Moving the needle on DEI apprehension
Ann agrees that there’s still quite a lot of apprehension around DEI issues because there’s a sense of a right and wrong way to do things. But it’s always changing, she points out. There’s a shift and it’s an ongoing dialogue. Nothing is set in stone. On the Brilliant Ink website, the inclusive language guide is regularly updated by an in-house DEI expert. It’s important to realize though, that communicators, while they might make mistakes as sensibilities change, have their hearts in the right place. They want to nudge that needle and make a difference. Even small, incremental changes over time can move things forward and help people lose the fear.
To further boost inclusivity, Ann suggests, get into the day-to-day understanding of employees’ experience. Find out what’s important to them, and which topics matter the most. Know which channels are the most effective for communication, and follow up with regular surveys and focus groups once a year or so, if you can. If you’re reaching out to a very specific group, you might want to think about engaging, for example, an ERG representative. Also, it’s not always easy to get groups of deskless workers together in a room, so you must find a way around that by maybe doing two or three people at a time.
“Talk to them about what’s working, what’s not working, and what they need. Inclusion is really about understanding the unique experiences of people at work and making sure that we’re considering those experiences in the way we communicate.”

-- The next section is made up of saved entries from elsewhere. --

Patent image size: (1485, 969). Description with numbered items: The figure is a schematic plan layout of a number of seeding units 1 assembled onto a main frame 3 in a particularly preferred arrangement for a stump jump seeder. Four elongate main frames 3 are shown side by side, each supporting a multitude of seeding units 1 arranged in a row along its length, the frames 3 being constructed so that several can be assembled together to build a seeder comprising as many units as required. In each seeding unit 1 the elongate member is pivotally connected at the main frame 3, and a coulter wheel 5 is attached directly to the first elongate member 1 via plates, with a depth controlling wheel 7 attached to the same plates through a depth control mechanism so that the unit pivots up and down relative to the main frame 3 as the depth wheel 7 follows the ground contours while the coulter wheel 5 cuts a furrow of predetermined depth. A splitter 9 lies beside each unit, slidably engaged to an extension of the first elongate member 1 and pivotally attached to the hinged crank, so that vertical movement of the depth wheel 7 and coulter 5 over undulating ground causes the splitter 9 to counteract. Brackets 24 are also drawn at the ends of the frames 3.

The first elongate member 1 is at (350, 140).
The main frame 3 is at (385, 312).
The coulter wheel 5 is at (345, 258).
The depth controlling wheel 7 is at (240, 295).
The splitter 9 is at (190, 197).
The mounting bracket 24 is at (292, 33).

Ann urges us to dig deep into the results we get to make sure we’re not just making surface changes. You want to be making those changes that are getting at the things you want to accomplish, those things that make a difference. Remember, too, that actions speak louder than words, particularly in the DEI arena. We mustn’t ask questions, or ask people to share opinions on an issue and then do nothing about it. You’re better off not asking at all. Employees don’t need to hear thoughts and prayers, they want action. So, unless a company is actually doing something about an issue, they shouldn’t be out there communicating bold statements.

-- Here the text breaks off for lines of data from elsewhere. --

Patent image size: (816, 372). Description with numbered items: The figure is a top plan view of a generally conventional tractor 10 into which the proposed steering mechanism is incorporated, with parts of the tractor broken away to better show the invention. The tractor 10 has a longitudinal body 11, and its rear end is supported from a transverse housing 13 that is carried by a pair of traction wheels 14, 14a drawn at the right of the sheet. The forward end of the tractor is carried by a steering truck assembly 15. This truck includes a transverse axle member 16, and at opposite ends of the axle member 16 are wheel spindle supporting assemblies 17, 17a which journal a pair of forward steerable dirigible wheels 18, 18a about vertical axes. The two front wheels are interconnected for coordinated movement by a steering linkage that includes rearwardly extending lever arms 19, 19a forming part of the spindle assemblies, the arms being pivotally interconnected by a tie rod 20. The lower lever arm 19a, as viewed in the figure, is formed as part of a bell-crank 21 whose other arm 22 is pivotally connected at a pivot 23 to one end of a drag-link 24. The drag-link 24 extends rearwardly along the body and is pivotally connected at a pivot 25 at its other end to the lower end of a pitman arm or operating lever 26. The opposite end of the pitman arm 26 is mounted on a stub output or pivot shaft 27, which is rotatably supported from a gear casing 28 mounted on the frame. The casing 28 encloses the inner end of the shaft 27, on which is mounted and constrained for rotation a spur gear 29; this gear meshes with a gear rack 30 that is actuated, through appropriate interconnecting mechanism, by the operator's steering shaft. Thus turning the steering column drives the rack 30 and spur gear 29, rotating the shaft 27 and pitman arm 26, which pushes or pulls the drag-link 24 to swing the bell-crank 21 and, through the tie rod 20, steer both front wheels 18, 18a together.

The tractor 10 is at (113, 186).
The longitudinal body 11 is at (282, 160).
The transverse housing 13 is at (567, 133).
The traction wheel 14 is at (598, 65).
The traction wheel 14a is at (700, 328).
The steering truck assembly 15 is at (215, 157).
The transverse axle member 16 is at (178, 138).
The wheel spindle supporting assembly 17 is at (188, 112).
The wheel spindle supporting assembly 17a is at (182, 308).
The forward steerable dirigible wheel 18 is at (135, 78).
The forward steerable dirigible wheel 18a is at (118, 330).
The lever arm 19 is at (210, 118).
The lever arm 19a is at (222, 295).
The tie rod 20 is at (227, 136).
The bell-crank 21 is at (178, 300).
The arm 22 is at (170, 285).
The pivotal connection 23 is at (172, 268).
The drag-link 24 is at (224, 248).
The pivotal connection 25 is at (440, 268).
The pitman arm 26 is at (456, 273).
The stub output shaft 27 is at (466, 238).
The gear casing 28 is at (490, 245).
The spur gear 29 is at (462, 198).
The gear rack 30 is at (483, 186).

“Do not offend people by putting a flag over your logo if you’re not actually going to back that up in your actions and decisions.”

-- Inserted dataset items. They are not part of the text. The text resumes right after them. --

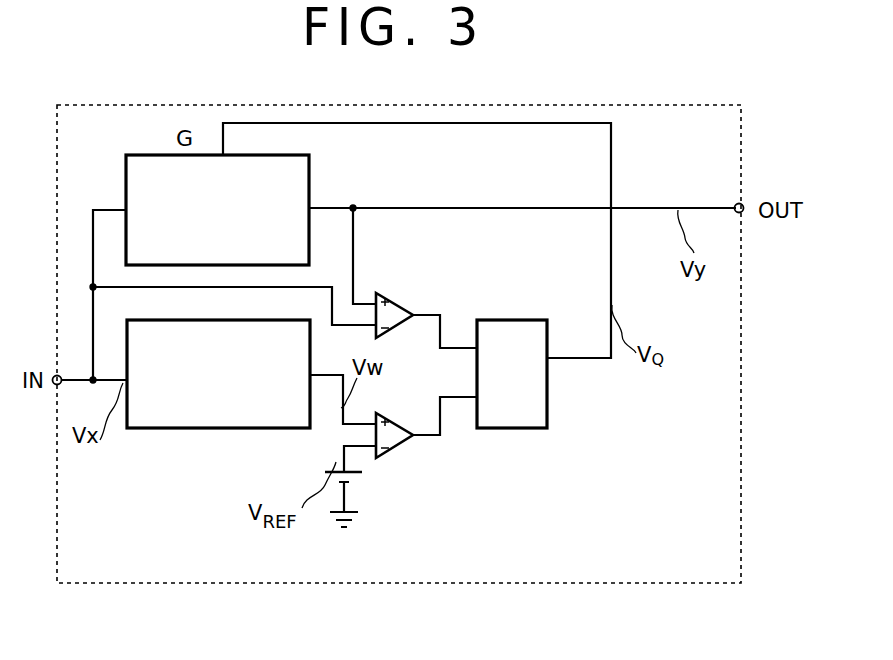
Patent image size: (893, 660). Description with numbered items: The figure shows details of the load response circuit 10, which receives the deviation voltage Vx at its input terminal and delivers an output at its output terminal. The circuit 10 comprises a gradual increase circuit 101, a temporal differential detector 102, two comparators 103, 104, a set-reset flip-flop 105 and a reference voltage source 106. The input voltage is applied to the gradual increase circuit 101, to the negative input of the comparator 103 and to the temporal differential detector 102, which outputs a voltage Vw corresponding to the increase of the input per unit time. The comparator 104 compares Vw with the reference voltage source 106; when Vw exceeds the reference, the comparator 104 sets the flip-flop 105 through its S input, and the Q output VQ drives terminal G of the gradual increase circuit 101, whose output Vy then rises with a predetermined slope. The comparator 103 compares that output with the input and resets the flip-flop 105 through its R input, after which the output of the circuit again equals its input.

The load response circuit 10 is at (275, 583).
The gradual increase circuit 101 is at (311, 183).
The temporal differential detector 102 is at (231, 430).
The comparator 103 is at (393, 298).
The comparator 104 is at (392, 452).
The set-reset flip-flop 105 is at (548, 398).
The reference voltage source 106 is at (355, 478).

A word about employee experience at Brilliant Ink
Everyone knows the story of the cobbler’s children having no shoes, so we asked Ann about the employee experience at her own company. The bar is high, she explains, and it’s really important to the company that expectations are met. Employee communications are well looked after, so we can be sure we’re keeping our commitments and walking that walk, she says.
“We have an intranet, a central place owned by the entire leadership team. We look at it constantly, and it provides a focal area where people can see our values, various contacts, company holidays and much more.”
Going forward, Ann urges us to keep communicators involved in the creation, evaluation and renewal of company values. This can make a big difference in the life and health of a business, as well as shine a light on those workers overlooked or forgotten in the more traditional types of communication strategies.
Ann is passionate about Brilliant Ink’s work in employee communications and engagement, where they are able to partner with companies in the design and implementation of strategies tailored to suit their requirements.
“Given we spend so much time at work, it’s wonderful to have the privilege to influence the process toward a great organization.”